Seeing poetry in motion
What makes these findings particularly striking is how they reveal the sophisticated planning that occurs inside AI systems. According to Amodei, researchers can now observe how models plan ahead for rhymes when writing poetry and how they share concepts across different languages.
"Even though we've only found a small number of circuits through a manual process, we can already use them to see how a model reasons through problems—for example how it plans ahead for rhymes when writing poetry, and how it shares concepts across languages." Amodei
The Anthropic founder notes that while these advances are impressive, they represent only the beginning.
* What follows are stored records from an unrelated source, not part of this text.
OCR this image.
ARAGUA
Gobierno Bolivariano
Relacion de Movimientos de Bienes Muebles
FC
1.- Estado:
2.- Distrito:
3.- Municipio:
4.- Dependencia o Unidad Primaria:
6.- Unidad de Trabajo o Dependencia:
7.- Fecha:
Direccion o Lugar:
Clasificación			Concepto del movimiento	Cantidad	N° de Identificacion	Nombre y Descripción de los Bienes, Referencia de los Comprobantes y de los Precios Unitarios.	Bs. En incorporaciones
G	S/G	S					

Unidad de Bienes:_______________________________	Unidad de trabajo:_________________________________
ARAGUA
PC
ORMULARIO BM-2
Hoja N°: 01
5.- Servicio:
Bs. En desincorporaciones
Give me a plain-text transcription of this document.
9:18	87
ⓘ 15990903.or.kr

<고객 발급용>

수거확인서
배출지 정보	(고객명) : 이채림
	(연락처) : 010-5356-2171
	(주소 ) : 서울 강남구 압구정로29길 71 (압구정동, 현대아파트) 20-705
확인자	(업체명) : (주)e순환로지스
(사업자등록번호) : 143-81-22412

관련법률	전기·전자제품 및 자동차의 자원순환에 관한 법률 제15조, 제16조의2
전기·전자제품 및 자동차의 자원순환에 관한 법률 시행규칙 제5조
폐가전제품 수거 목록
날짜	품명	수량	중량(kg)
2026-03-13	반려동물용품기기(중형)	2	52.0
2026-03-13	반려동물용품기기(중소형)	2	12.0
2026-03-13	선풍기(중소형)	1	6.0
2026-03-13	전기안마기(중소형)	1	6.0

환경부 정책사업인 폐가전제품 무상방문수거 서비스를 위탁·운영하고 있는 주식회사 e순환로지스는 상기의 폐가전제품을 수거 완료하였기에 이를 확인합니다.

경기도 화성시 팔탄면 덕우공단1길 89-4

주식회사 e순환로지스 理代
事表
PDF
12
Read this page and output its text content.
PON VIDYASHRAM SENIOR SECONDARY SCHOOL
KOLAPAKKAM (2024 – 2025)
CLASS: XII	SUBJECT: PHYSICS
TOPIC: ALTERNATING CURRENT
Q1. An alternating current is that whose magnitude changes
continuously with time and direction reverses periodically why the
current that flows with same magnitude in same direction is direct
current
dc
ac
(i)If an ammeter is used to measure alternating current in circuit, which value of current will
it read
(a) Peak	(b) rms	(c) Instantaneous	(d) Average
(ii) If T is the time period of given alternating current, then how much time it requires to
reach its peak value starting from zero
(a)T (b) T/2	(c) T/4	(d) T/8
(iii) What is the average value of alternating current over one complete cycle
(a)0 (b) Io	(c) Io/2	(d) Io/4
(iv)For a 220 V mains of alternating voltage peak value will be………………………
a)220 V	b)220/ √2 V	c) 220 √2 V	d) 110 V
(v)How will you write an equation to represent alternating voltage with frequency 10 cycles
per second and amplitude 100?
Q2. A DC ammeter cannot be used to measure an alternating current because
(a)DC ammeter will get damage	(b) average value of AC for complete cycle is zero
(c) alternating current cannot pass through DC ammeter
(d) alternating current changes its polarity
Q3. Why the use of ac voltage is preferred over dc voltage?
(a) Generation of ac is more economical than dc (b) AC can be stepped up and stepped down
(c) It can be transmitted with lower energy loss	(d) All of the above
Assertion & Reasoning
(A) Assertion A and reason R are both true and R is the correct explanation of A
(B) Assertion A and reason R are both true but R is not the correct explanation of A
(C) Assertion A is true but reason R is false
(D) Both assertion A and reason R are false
His team is "working on ways to automate the finding of circuits," as they believe "there are millions within a model that interact in complex ways."
Why this matters now
This breakthrough comes at a critical moment for AI development. Interpreting model thinking processes has implications that extend far beyond academic interest, potentially addressing key concerns about AI safety and reliability.
The technology leader describes a vision of using these techniques to perform what he calls a "brain scan" of advanced AI systems, identifying issues including "tendencies to lie or deceive, power-seeking, flaws in jailbreaks, cognitive strengths and weaknesses of the model as a whole."
"Our long-run aspiration is to be able to look at a state-of-the-art model and essentially do a 'brain scan': a checkup that has a high probability of identifying a wide range of issues... This would then be used in tandem with the various techniques for training and aligning models, a bit like how a doctor might do an MRI to diagnose a disease, then prescribe a drug to treat it." Amodei
These advances come as Anthropic and other major AI labs race to develop increasingly capable systems. The company's research efforts suggest that the interpretability field has moved from identifying individual concepts to mapping the complex relationships between them, offering unprecedented visibility into artificial reasoning.